Nitekim günümüzdeki küresel veya bölgesel aktörlerin en önemli avantajı
Pers, Roma, Moğol ve Osmanlı gibi
siyasi otoriteyi 'bir kurum, kurul veya kişi'de hızlı ve etkili şekilde kullanabilmeleridir.
***
Örneğin
ABD, Fransa, Brezilya ve Güney Kore gibi liberal demokrasilerde güç
Başkan'da toplanıyor.
Sosyalist Çin'de güç Şİ Cinping ile temsil edilen
politbüroda, otoriter sistemle
yönetilen
Rusya'da güç Vladimir Putin ile sembolize
edilen Kremlin'deki
çekirdek bürokraside,
monarşi ile yönetilen İngiltere'de güç Kraliçe'de,
teokrasi ile idare edilen
Vatikan'da güç Papa'da ve
Şintoist/ Budist Japonya'da ise güç İmparator'da toplanıyor.
Burada,
İslami rejim ile yönetilen İran'daki Velayet-i Fakih diye bilinen ve
Ruhani Lider'e dayanan yönetim tarzını
da bir tür Başkanlık Sistemi
şeklinde görmek gerekir.
Özetle, eskiden olduğu gibi günümüzde de
farklı tarih, coğrafya ve kültürlerde merkezdeki siyasi gücün en etkin şekilde sevk ve idare edildiği sistemin Başkanlık olduğunu görüyoruz.
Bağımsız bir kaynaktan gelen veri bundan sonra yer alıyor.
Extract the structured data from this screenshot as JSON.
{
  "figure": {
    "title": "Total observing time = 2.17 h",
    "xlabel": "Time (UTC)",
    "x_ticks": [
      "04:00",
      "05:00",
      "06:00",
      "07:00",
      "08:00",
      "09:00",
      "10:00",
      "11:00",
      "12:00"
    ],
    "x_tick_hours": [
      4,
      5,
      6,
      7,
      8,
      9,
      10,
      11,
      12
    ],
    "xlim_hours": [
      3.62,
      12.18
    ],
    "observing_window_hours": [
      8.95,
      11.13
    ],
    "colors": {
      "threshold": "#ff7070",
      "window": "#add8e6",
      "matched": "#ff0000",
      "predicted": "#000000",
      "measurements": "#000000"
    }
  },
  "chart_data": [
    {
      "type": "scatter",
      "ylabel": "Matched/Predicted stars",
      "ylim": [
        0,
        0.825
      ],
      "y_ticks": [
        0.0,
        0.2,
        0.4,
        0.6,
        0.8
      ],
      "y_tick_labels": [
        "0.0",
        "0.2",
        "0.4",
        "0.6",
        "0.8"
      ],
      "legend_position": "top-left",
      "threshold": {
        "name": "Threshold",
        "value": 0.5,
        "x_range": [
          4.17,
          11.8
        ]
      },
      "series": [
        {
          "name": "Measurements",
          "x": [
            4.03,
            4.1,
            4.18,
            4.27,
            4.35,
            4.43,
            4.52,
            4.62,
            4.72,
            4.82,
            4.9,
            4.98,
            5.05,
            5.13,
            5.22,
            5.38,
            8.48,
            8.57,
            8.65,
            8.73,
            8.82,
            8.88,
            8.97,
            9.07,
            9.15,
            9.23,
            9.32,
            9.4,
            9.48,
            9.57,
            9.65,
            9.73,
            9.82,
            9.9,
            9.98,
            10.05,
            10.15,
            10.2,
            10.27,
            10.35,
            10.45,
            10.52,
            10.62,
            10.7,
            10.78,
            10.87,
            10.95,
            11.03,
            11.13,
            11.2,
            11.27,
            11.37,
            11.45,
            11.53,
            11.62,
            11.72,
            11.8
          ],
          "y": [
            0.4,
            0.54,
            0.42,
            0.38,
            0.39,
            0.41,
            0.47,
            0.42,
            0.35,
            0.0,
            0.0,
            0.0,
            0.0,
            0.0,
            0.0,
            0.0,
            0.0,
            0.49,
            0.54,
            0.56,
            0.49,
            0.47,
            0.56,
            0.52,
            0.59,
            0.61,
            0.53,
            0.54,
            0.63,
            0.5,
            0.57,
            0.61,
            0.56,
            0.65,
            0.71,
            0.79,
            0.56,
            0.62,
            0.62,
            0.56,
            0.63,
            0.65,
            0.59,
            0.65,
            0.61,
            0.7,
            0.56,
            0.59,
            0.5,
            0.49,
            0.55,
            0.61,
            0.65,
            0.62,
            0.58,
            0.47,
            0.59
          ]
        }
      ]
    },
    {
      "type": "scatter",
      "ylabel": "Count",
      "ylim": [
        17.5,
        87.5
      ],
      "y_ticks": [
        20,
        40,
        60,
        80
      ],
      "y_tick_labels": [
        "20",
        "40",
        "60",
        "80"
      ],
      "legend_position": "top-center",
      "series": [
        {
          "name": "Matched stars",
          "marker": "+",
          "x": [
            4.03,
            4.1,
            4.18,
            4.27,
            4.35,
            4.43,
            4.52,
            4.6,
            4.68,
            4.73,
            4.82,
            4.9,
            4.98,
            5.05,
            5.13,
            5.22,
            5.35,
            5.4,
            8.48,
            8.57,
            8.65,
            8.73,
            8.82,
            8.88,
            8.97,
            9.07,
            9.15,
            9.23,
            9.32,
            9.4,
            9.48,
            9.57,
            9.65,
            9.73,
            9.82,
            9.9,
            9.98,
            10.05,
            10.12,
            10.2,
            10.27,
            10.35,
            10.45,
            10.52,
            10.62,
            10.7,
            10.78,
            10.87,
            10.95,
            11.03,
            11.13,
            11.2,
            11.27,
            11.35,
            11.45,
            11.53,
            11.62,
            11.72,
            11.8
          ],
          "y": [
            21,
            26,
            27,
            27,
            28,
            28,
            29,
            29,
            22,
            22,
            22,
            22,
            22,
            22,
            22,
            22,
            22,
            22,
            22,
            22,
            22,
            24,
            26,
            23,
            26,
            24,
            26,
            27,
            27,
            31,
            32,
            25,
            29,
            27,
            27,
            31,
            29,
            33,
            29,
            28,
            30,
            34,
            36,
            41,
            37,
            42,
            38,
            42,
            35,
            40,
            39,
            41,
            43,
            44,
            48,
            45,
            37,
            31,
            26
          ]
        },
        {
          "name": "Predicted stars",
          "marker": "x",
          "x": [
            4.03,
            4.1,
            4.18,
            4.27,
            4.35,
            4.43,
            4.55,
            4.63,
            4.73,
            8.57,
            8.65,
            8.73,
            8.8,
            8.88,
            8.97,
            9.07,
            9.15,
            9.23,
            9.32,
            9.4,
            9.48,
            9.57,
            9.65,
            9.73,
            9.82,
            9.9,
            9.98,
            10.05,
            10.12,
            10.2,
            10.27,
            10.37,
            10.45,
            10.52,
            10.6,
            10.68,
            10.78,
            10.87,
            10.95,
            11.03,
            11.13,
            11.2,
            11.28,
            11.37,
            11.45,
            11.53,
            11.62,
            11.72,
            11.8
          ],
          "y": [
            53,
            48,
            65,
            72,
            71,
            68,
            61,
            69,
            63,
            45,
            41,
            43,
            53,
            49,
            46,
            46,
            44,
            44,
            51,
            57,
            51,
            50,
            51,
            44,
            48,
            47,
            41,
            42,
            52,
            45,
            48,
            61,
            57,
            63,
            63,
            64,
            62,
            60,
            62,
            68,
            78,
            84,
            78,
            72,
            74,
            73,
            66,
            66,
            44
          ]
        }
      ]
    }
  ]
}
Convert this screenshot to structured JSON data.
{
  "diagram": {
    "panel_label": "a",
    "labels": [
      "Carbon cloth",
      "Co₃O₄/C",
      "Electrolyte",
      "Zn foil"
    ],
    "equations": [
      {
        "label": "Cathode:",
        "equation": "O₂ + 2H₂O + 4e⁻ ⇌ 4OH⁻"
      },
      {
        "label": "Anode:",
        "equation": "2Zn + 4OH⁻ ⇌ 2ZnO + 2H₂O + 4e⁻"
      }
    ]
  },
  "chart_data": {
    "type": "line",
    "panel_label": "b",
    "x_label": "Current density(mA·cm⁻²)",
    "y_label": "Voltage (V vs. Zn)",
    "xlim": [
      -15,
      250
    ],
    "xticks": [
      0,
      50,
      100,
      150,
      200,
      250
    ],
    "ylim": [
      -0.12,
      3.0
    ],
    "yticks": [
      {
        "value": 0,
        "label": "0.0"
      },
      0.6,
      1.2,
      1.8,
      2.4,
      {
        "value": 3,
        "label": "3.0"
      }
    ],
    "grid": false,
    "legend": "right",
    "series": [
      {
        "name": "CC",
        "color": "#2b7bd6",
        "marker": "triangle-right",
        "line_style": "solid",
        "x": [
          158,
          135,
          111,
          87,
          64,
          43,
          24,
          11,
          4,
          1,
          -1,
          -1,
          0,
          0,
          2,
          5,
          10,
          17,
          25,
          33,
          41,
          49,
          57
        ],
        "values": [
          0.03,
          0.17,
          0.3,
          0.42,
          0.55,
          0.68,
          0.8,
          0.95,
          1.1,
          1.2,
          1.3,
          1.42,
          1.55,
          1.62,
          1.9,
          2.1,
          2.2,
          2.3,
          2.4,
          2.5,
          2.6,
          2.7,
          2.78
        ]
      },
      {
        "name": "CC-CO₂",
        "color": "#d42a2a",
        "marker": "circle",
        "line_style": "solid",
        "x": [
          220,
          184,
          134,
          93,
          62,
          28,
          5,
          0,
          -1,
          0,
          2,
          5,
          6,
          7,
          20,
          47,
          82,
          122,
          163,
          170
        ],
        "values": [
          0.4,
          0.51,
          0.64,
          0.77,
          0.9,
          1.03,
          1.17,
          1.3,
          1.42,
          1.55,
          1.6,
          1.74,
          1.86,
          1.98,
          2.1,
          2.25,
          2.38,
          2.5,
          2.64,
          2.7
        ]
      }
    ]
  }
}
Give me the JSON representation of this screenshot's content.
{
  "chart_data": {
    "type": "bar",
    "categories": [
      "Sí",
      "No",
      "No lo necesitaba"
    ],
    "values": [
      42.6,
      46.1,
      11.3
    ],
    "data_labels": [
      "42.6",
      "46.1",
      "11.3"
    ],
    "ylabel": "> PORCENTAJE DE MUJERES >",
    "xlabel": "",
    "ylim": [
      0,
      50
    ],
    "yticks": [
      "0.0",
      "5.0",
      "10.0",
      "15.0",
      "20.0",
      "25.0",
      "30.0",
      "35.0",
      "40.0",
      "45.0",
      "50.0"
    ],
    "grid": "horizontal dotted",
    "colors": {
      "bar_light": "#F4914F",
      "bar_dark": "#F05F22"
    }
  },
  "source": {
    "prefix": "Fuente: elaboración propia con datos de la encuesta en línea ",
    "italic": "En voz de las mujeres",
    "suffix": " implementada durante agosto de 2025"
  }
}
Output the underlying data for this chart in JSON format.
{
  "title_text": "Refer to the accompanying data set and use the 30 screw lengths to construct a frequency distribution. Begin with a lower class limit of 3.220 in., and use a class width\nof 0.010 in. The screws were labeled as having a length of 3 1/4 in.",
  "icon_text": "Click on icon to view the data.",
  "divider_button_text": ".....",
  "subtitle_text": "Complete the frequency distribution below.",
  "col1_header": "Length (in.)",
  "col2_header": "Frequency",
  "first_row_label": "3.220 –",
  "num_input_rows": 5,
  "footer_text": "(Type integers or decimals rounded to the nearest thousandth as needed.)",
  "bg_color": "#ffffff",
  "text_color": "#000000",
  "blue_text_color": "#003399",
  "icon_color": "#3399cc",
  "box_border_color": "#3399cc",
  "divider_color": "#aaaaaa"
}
İşte Türkiye, kendi şartlarına göre geliştirdiği
Cumhurbaşkanlığı Hükümet Sistemi ile giderek ete kemiğe bürünen
çok kutuplu dünyanın en sağlam burçlarından biri olacaktır.
Böylece
Anadolu coğrafyası, eskiden olduğu gibi yeniden
küresel bir medeniyete ve çekim merkezine dönüşecektir.